How Blue Light Affects Our Eyes

You’ve probably heard the hype these past few years: being in the presence of light at night disrupts the body’s natural circadian rhythms by suppressing the production of melatonin, a sleep hormone. But melatonin does far more than help us get sleepy – it’s also an antioxidant that appears to play a pivotal role in slowing the progression of cancer and other diseases. Melatonin not only helps you sleep but is a marvelous material that has a very big influence on health in general; specifically, if you don’t have enough you may develop diabetes, obesity, heart disease, and even a couple kinds of cancer.

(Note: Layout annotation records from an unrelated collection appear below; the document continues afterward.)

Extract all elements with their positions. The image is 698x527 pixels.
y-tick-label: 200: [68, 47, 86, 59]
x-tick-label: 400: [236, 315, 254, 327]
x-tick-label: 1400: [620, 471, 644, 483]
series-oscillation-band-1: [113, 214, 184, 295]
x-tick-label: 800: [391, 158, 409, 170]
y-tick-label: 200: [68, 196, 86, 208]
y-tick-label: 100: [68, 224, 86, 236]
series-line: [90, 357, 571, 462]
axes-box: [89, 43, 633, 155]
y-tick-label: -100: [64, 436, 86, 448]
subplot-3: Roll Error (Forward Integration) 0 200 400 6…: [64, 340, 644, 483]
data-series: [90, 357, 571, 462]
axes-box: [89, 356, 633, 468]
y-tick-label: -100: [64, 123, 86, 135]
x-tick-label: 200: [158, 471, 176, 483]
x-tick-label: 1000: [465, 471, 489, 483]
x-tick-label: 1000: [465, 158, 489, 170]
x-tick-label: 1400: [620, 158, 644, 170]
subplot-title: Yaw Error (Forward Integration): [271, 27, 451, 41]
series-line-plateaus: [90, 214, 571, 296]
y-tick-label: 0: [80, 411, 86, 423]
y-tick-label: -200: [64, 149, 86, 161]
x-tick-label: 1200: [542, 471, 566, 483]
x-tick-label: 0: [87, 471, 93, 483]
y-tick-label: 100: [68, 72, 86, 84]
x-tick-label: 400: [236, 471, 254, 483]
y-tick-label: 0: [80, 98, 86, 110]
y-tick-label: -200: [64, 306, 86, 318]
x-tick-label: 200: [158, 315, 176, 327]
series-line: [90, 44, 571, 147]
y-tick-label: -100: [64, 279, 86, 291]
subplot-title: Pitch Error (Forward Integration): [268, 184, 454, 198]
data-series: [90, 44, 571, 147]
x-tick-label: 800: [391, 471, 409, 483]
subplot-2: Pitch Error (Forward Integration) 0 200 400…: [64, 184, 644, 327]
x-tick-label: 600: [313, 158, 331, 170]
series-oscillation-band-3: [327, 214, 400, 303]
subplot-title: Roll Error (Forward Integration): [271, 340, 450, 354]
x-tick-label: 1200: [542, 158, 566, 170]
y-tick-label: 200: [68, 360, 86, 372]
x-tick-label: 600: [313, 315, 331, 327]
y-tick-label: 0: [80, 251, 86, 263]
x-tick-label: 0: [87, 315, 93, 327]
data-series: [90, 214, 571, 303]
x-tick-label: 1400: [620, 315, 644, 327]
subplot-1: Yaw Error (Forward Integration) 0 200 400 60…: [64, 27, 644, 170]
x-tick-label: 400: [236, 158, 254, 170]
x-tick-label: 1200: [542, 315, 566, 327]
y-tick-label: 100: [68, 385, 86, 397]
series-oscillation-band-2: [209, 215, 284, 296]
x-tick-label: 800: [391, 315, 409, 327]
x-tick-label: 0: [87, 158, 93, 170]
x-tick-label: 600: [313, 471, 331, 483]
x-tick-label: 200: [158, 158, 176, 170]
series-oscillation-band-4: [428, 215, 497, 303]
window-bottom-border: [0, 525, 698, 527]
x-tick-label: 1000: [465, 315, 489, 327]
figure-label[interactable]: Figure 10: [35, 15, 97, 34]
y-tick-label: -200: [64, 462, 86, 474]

The impact of blue light on melatonin production was only recently confirmed, in 2001, when scientists found that light in the blue spectrum — the 415 to 445 nanometer range — disrupts melatonin. Because it is so bright, blue light is used widely in pretty much all LED devices, including phones, tablets, laptops, and TVs. And because it is so hot, it appears to be wreaking all sorts of havoc on our eyes, on melatonin, and consequently, on our health.

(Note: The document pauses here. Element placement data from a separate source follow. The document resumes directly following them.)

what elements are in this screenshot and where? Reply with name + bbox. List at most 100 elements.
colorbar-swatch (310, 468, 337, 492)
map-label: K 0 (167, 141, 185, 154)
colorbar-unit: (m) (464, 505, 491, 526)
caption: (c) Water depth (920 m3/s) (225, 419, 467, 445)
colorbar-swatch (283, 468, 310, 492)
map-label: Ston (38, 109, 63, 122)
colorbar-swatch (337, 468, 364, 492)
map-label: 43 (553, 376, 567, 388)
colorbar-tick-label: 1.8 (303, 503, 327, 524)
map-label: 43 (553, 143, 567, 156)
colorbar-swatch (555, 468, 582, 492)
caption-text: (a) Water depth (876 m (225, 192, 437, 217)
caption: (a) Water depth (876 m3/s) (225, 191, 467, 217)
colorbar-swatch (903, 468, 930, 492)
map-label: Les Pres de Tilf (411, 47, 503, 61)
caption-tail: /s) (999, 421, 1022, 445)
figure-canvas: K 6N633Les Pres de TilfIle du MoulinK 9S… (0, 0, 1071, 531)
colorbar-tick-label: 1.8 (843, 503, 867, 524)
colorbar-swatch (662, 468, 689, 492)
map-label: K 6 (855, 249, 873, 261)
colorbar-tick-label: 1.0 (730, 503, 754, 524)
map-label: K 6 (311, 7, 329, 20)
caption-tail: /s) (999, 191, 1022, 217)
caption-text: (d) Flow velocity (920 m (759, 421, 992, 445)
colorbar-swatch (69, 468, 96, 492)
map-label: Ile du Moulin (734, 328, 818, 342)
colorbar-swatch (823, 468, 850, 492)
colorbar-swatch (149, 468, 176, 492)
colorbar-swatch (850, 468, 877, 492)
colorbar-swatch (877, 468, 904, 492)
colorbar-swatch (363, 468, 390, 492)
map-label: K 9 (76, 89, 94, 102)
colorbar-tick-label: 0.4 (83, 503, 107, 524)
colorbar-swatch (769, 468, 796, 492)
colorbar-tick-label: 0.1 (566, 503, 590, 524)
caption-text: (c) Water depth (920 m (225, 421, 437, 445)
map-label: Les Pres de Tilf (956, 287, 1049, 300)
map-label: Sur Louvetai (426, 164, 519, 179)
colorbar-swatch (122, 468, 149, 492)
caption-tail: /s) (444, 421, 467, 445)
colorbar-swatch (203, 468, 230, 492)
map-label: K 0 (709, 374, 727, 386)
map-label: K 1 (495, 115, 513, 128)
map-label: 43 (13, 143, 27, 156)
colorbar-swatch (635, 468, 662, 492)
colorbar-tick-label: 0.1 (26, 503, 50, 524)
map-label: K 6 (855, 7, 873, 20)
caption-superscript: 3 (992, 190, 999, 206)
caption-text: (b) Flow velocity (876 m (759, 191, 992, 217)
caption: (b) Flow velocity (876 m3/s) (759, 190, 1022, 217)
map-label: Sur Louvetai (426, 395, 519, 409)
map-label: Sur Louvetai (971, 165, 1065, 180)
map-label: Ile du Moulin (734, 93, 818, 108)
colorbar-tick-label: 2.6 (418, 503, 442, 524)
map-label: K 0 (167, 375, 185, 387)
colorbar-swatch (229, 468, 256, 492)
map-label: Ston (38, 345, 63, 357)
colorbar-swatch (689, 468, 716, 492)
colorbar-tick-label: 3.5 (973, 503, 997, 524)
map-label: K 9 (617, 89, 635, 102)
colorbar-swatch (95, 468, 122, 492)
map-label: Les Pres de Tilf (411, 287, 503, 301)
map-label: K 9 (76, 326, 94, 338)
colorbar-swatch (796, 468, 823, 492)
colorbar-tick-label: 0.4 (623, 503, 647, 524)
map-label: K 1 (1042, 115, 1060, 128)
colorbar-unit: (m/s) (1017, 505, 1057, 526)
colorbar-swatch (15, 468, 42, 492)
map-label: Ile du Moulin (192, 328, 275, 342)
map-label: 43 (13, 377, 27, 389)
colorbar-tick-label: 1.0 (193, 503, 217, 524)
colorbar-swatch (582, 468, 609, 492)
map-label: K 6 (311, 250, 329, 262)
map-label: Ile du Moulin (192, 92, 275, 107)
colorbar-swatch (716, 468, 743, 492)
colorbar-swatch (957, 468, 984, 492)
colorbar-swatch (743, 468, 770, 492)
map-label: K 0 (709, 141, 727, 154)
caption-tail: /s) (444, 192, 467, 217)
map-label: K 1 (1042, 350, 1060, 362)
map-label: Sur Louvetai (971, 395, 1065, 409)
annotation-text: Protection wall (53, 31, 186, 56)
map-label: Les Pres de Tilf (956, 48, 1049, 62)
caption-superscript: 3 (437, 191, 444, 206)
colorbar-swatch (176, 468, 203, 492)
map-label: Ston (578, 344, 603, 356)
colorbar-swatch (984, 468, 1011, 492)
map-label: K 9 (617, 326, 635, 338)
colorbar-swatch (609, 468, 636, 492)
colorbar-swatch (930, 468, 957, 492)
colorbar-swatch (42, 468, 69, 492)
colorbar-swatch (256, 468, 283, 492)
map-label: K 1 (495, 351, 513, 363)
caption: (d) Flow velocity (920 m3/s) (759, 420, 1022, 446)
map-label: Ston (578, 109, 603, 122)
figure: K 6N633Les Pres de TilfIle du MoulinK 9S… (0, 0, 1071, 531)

The latest research, in fact, overwhelmingly suggests that delayed production of melatonin due to blue light exposure at night is causing far more problems than insomnia, from diabetes and certain types of cancer to lupus and migraine headaches. Optometrists are even seeing high levels of retinal stress in young people that could lead to the early onset of macular degeneration, which in extreme cases can cause near blindness.

Because artificial light at night has only been around for the past century or so, and the hotter, brighter blue light has only been so heavily concentrated in our light sources for the past 10 or 20 years (the previously popular incandescent bulbs don’t emit the same amount of blue light, which is stronger in CFLs but stronger still in LEDs), its long-term effect on our eyes and bodies remains unknown.

For those who like to read the scientific literature directly, here’s a quick tour of some of the latest findings, and a search on blue light and melatonin via the U.S. National Library of Medicine’s PubMed search tool can yield larger results:

  • Room light not only suppresses melatonin production, but it could also impact sleep, thermoregulation, blood pressure and glucose homeostasis.
  • Blue light is considered a “carcinogenic pollution” that in mice correlates with higher cancer rates.
  • A lack of melatonin is linked to higher rates of breast, ovarian, and prostate cancers, while blocking those blue rays with amber glasses is linked to lower cancer rates.
  • Exposure to blue light in people appears to have an impact on mood.
  • Lower melatonin in mice is linked with higher rates of depression.
  • Too much light exposure can cause retinal toxicity.
  • Blue light exposure may be playing a role in the higher incidence of cataracts and macular degeneration seen today.

For now, there are screens for tablets that claim to filter out the blue light, and as well as apps that let you put your device in a bedtime mode where the light contains less blues and more ambers. More research needs to be done to see whether those screens or apps actually work.